Shared Sense of Commitment and Collaboration
So let me return to where I ended my speech seven years ago: It comes down to our collective commitment.
It’s about our belief in ourselves and what we can accomplish in the weeks, months, and years ahead.
Those of you who were here in 2009 may remember that I compared the fight to end homelessness to the moon landing forty--now forty-seven--years ago.
Together, we launched our own moonshot on homelessness. And look how far we’ve come – nearly 30 cities and states have ended veteran homelessness. That college freshman volunteering in a homeless shelter more than 30 years ago never would have believed it. Now many of you may say we still have a long way to go. And you’d be right. But let's not forget that we didn't get to the moon overnight. That journey took three presidents and 21 space flights.
Back then, the New York Times described the moon landing as “the realization of centuries of dreams, the fulfillment of a decade of striving, a triumph of modern technology and personal courage, the most dramatic demonstration of what we can do if we apply our minds and resources with single-minded determination.”
And that’s why everyone in this room is so vital to our effort: your dreams, your striving, your courage, your determination.
As our Administration enters its final months, each and every one of you will play a crucial role in making sure this work continues. I am counting on you to use every chance you get to call on the next Administration to sustain and build on our progress, and every tool you have to ensure they succeed.
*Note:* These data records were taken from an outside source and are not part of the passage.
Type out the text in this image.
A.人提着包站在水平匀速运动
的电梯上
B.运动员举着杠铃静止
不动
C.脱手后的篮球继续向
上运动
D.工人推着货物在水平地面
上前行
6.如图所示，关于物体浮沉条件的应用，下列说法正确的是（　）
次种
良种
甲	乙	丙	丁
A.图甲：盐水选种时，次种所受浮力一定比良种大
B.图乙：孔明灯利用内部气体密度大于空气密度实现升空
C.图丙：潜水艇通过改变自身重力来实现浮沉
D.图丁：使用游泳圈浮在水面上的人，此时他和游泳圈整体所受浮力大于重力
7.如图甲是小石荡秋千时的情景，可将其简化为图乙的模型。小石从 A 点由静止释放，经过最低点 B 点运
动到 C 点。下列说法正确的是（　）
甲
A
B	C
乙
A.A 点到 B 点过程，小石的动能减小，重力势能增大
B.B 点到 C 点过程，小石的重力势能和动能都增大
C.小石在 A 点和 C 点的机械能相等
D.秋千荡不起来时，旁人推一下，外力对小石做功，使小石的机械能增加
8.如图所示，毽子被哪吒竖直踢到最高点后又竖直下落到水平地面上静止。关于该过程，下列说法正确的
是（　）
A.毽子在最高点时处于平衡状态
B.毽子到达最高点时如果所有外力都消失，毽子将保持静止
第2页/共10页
Forget me, President Obama is counting on you. No pressure.
But after more than seven years, I know something about all of you in this room. I’ve walked the streets of DC with you on frigid nights to count and console our fellow human beings. I’ve traveled to your communities to see firsthand the compassion and creativity you bring to this work. I know you can do it. I know that you can end homelessness in America, for every veteran, for every family, for everyone.
Ending homelessness in America is within our reach. Together, we can get there.
Shannon Buckingham is the Associate Director for Communications and Strategic Planning at the White House Office of Management and Budget.